Name: Carolina Coelho Ferreira
Type: MSc dissertation
Publication date: 28/04/2020
Advisor:

Namesort descending Role
Alexandre Ottoni Teatini Salles Advisor *

Examining board:

Namesort descending Role
Alexandre Ottoni Teatini Salles Advisor *
Octavio Augusto Camargo Conceição External Examiner *
Rogério Arthmar Internal Examiner *

Summary: This research aims to highlight the relevance of analyzing “social inequality” to the process of economic development. It is based on the hypothesis that inequality, in its multiple dimensions beyond income, is directly related to a nation’s low economic and social performances. To achieve this goal the research adopts the approach from Original Institutional Economics (OIE) in order to analyze the economic development process in a broader way, disregarding the restrictions imposed by the variables related to economic growth and per capita income.
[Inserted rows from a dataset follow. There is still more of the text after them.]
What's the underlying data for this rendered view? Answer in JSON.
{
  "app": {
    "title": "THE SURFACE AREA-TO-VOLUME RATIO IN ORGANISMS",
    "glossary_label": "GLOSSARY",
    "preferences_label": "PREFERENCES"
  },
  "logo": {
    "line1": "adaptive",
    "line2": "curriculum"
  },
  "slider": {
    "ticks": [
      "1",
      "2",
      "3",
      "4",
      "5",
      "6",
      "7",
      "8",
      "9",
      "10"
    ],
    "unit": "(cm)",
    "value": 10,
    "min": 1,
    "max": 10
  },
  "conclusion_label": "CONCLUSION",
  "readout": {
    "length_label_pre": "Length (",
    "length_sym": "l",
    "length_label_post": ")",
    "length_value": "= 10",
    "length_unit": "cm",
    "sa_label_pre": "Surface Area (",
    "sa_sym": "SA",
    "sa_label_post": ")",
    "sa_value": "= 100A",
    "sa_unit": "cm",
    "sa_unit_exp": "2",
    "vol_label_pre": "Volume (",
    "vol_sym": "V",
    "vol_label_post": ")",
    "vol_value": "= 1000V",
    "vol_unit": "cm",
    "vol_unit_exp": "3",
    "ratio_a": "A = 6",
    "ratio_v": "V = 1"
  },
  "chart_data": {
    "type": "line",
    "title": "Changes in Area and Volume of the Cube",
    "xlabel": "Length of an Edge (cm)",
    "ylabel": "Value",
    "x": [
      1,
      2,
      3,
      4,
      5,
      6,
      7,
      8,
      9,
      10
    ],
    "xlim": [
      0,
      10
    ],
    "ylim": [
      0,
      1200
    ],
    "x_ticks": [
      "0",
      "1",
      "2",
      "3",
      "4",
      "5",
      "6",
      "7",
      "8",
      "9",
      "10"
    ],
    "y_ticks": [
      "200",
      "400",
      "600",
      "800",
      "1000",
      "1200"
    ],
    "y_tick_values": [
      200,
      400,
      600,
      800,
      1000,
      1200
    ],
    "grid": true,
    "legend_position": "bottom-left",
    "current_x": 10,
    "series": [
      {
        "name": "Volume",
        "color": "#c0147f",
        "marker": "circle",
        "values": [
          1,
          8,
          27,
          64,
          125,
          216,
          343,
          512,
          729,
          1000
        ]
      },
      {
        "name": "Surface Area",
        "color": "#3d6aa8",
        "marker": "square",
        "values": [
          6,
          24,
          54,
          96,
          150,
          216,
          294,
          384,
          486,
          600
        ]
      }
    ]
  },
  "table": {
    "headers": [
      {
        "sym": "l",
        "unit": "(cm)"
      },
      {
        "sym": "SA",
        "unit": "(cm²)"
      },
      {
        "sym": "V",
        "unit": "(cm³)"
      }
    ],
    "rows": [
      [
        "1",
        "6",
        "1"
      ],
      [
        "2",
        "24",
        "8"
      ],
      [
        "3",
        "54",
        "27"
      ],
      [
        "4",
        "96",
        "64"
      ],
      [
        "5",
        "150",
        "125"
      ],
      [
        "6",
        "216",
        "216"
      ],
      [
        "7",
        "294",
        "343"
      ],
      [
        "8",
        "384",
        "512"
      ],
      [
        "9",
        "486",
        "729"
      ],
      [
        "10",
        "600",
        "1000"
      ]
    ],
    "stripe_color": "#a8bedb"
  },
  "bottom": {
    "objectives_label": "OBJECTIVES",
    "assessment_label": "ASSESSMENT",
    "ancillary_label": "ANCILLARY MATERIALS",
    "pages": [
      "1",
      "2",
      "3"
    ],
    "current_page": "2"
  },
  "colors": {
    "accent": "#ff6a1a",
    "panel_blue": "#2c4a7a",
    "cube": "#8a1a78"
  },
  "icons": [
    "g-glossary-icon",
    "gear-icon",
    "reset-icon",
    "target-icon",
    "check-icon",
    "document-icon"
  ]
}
The approach suggested by Gunner Myrdal is chosen among the authors from the OIE due to his deep analysis of the social-related obstacles to the economic development of the least favored nations. Myrdal states that development has a sense of “upward movement of the entire social system”. Such an upward movement would occur through institutional reforms capable of promoting ruptures on the economic, political and social stratification. Furthermore, Myrdal’s multidisciplinary approach proposes that inequalities interact and are reinforced by the movement of Circular Cumulative Causation, justifying the need for broader institutional reforms. The main contributions of this research are: i) demonstrating that holistic and multidisciplinary approaches, like those from the Original Institutional Economics, present a theoretical framework capable of exploring the different shades of developmental analysis; ii) strengthening the premise that development analysis must address inequalities in its multiple dimensions, not limiting it to income gaps; iii) demonstrating how the development challenges identified by Myrdal in the 1960s and 1980s are strongly related to the challenges placed on the current debate; iv) emphasizing that inequalities operate not only as a consequence of “underdevelopment”, but especially as its cause. The study concludes that reducing inequalities in its multiple dimensions (beyond income), must be considered a key factor for the process of economic development, because inequalities have an impact no only on social activities but also on short and long terms results. For this reason, actions aiming to reduce inequalities must be found at the core of development planning programs.